Shit. Piss. Fuck. George Carlin is fucking dead. The man changed my life. I grew up listening to his act and his listening to his tapes was a staple on my regular drives through college from Pittsburgh to NYC and back again (What am I doing in NJ being a classic as I drove through NJ). Whole minutes of his riffs on sports, including putting minefields in the outfield to ‘liven up’ baseball, were quoted verbatim between my brother and I growing up in Queens.
Despite his reputation for focusing on obscenity, he was the smartest comedian I’ve ever heard. His ability to make cynicism funny, to communicate well and comically about tough things, going to dark, true places most comedians would be afraid to go changed the way I think about what’s possible. If he can make people laugh about that, what is it I can do? What can i use humor to do for me? How can I use clarity about a tough topic to make it easier to talk about?
Through his pitch black cynicism, he helped me figure out how to be an optimist – or at least, at times, optimistic. And I can’t think of higher praise to offer a creative person than to have helped people find better ways to deal with being alive. His work has become more than entertainment – lurking in the outlines of how he constructed his work is a strawman philosophy for living: life is here, it sucks sometimes, don’t pretend otherwise, find a way to deal with it (and making fun if of it is a damn good one).
I never went to see him perform, thinking there would always be time. I’m devastated to learn today I was wrong. Rest in Peace Mr. Carlin.
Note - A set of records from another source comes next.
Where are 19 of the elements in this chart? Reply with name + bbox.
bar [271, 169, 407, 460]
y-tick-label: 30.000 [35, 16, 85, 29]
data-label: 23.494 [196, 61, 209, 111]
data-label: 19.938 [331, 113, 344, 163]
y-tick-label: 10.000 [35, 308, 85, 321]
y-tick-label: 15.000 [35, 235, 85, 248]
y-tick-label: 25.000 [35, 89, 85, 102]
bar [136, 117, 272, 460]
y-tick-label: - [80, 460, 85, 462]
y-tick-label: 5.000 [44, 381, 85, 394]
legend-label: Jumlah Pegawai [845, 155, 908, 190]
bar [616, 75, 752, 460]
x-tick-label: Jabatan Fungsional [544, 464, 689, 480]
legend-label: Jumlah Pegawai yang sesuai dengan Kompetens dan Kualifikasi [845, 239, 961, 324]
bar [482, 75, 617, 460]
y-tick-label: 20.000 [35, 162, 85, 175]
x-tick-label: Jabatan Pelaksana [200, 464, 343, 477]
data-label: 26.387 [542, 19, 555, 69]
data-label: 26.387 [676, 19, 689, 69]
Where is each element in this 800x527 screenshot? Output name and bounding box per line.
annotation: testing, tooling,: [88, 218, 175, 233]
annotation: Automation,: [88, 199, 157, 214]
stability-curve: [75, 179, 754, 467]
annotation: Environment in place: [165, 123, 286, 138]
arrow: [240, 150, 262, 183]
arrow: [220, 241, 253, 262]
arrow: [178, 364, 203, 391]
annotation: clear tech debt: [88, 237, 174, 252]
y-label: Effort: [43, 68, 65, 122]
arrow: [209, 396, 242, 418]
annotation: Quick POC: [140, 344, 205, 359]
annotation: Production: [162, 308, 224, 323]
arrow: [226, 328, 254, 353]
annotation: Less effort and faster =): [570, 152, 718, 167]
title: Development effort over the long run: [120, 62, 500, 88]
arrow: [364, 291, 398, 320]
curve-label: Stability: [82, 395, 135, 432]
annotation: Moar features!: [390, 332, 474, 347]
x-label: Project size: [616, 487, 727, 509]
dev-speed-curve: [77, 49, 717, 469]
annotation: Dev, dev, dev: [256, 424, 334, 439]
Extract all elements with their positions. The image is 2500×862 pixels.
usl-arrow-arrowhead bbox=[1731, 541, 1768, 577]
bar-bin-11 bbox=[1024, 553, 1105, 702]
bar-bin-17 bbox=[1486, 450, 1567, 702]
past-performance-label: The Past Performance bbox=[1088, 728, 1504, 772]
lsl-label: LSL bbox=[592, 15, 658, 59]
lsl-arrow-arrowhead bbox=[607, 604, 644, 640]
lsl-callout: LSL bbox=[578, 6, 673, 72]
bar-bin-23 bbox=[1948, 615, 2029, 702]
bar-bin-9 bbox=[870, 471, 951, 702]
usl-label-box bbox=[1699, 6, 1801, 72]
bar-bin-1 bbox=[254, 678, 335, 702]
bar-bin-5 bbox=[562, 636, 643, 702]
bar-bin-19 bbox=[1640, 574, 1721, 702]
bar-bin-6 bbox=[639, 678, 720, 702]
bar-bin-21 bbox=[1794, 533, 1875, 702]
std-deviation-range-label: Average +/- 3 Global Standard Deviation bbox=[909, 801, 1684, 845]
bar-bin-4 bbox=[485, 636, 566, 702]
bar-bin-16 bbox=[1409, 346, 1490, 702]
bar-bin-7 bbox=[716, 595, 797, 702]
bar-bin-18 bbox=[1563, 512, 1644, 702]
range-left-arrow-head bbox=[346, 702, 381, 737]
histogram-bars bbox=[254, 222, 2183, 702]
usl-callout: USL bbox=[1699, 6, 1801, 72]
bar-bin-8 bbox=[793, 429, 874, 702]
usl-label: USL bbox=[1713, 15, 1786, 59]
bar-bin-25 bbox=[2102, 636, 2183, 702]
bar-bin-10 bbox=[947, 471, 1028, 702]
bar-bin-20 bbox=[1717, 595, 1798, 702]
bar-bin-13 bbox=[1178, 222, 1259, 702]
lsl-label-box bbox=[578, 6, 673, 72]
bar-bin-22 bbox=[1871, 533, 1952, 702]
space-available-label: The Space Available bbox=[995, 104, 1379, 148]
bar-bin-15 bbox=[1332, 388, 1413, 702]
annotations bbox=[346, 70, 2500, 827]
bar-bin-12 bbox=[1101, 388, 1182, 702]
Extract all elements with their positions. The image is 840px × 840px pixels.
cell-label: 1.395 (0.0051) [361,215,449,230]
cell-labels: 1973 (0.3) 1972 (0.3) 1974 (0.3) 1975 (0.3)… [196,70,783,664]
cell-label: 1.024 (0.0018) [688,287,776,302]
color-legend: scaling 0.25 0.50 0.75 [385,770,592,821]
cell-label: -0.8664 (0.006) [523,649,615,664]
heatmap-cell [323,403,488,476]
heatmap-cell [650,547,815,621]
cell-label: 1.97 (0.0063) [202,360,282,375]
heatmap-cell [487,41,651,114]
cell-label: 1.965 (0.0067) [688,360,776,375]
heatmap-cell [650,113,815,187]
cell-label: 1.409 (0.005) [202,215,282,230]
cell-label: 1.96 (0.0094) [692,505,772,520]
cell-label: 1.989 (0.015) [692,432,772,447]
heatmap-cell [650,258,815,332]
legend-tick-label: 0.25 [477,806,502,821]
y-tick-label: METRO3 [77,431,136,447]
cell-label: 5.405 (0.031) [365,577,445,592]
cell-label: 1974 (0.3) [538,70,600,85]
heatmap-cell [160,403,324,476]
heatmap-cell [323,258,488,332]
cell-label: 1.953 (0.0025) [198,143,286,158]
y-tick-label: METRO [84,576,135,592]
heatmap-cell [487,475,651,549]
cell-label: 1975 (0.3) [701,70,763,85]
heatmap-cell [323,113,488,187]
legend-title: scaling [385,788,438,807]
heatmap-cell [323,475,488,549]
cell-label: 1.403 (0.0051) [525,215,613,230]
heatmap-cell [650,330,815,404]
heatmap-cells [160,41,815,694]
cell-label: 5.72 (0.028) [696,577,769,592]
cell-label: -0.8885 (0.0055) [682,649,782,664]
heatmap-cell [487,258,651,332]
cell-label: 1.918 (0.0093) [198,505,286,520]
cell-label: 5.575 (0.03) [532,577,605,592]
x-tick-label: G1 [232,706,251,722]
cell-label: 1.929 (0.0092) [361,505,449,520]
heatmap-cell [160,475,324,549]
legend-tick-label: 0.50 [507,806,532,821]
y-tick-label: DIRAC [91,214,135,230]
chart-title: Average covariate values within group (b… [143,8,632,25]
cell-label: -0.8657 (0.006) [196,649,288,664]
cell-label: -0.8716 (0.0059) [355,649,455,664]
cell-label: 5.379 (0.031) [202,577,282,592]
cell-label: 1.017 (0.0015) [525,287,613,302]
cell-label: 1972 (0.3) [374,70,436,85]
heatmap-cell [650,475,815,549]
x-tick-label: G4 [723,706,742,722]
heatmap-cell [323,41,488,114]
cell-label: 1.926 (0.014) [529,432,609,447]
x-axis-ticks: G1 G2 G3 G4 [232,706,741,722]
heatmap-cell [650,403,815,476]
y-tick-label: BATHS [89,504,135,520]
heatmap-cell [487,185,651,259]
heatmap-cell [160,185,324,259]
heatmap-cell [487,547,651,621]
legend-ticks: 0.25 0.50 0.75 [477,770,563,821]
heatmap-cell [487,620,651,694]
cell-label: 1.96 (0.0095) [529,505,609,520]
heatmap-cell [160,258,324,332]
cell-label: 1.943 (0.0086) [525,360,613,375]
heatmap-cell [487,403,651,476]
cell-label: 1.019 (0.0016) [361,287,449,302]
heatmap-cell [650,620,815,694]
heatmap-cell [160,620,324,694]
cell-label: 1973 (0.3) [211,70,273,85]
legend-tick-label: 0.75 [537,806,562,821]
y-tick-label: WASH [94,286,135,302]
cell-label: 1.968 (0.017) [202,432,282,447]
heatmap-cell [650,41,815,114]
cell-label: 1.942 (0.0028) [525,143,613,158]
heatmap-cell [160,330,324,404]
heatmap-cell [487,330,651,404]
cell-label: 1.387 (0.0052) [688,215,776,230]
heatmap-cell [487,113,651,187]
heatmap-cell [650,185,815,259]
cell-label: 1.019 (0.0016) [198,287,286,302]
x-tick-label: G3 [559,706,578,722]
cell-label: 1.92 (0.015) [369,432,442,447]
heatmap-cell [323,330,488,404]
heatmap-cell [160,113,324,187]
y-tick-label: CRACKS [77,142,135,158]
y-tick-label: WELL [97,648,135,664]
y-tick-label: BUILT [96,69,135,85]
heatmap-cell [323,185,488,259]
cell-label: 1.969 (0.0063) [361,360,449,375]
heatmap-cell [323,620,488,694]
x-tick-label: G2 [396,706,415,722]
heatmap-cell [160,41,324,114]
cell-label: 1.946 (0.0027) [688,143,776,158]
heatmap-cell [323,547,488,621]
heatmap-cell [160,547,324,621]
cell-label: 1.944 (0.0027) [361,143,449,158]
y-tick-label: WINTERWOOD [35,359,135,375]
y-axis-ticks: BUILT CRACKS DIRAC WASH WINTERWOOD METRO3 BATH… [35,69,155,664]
“You can’t be afraid of words that speak the truth. I don’t like words that hide the truth. I don’t like words that conceal reality. I don’t like euphemisms or euphemistic language. And American English is loaded with euphemisms. Because Americans have a lot of trouble dealing with reality. Americans have trouble facing the truth, so they invent a kind of a soft language to protect themselves from it. And it gets worse with every generation. For some reason it just keeps getting worse…
And we have no more old people in this country. No more old people. We shipped them all away and we brought in these senior citizens. Isn’t that a typically American twentieth century phrase? Bloodless. Lifeless. No pulse in one of them. A senior citizen. But I’ve accepted that one. I’ve come to terms with it. I know it’s here to stay. We’ll never get rid of it. But the one I do resist, the one I keep resisting, is when they look at an old guy and say, “Look at him Dan, he’s ninety years young.” Imagine the fear of aging that reveals. To not even be able to use the word old to describe someone. To have to use an antonym.
And fear of aging is natural. It’s universal, isn’t it? We all have that. No one wants to get old. No one wants to die. But we do. So we con ourselves. I started conning myself when I got in my forties. I’d look in the mirror and say, “Well…I guess I’m getting …older.” Older sounds a little better than old, doesn’t it? Sounds like it might even last a little longer. I’m getting old. And it’s okay. Because thanks to our fear of death in this country I won’t have to die. I’ll pass away. Or I’ll expire, like a magazine subscription. If it happens in the hospital they’ll call it a terminal episode. The insurance company will refer to it as negative patient care outcome. And if it’s the result of malpractice they’ll say it was a therapeutic misadventure.”